La variedad de sandía amarilla fue introducida al país por el organismo Plan Internacional y un organismo norteamericano. Actualmente se hacen pruebas pilotos en un área de dos manzanas ubicadas en el departamento de Chinandega.
Flor de María Rivas, gerente de proyectos que trabaja con Plan Internacional, manifestó que en un inicio fue muy difícil introducirla porque los productores no querían experimentar con este tipo de producto.
“Lo que hicimos fue seleccionar a tres o cuatro productores que tenían experiencia en sandía.

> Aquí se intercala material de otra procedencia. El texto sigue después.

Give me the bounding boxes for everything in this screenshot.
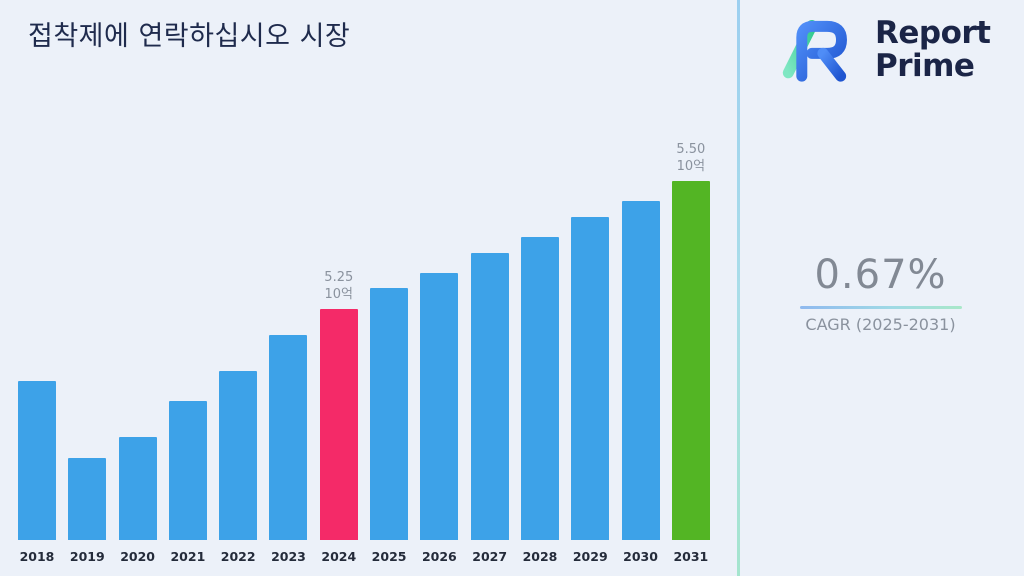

Lo tomaran como una capacitación, [que] vieran el resultado, y si a ellos les parecía, iban a impulsarlo en toda la zona”, recalcó Rivas.

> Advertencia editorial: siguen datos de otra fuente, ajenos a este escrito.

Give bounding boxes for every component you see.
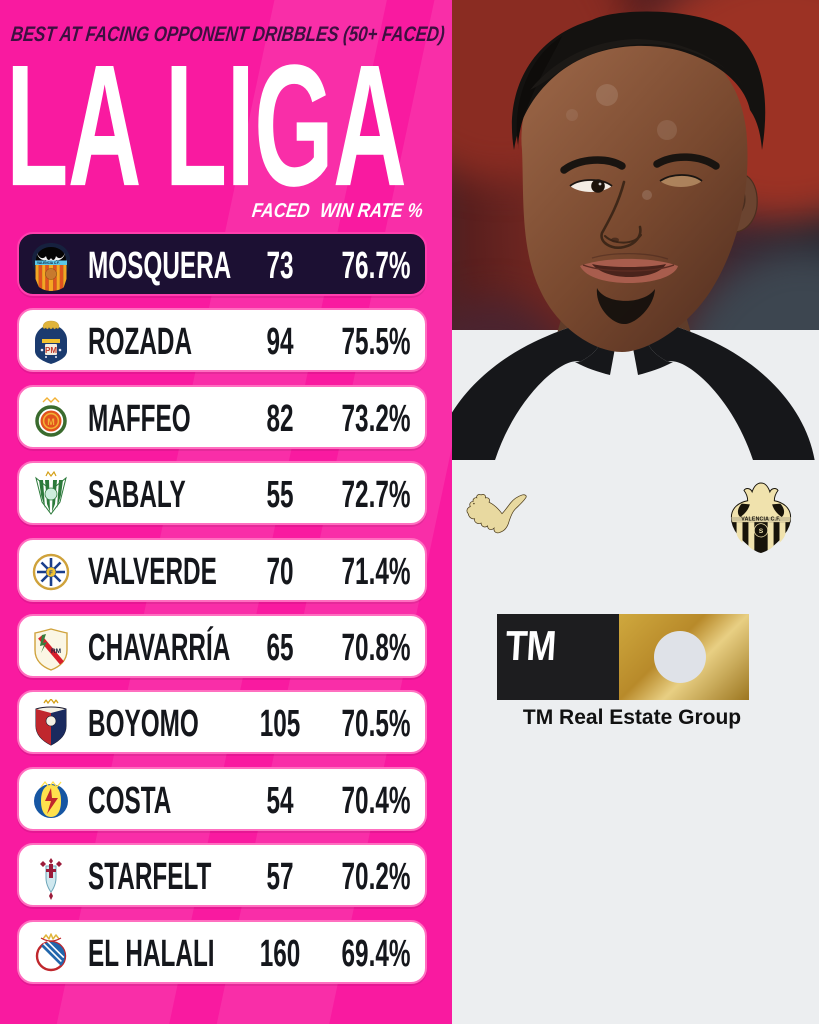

Esta variedad tiene altos rendimientos, baja incidencia de plagas y enfermedades, y se espera que debido a su pequeño tamaño tenga como principales distribuidores los supermercados.
Pedro Pablo Ampié, productor de sandía amarilla, manifestó que por primera vez experimenta con la variedad. “Cuando me dijeron, estaba entusiasmado porque el rendimiento era bueno; pero tenemos temor por la comercialización, porque muy poco la conocen”, agregó.
Aunque ahora están bajo el financiamiento de programas internacionales, confía en los buenos resultados que se puedan obtener. “La producción es el triple de lo que se obtiene con la variedad tradicionalmente conocida”, reconoce Ampié.
Por manzana de “Yellow Doll” pueden obtenerse de 14 a 15 mil sandías, mientras que de la tradicional se obtienen aproximadamente cinco mil.
“Los costos de producción son iguales, así como la asistencia técnica que se le debe dar. Debemos hacer una inversión de 10 mil 500 córdobas por manzana, requiere de mantenimiento para que produzca”, detalla Ampié.
No obstante, sostuvo que la única limitante productiva es que la semilla aún es cara, en ese sentido indicó que les cuesta casi dos mil córdobas las cinco mil semillas, mientras que la fruta la venden entre tres a seis córdobas, “por ser la primera cosecha”.
Desde el punto de vista del productor, la esperanza es que la población vaya conociendo la fruta y puedan tener una buena oferta para alcanzar ganancias, así como la extensión de las áreas.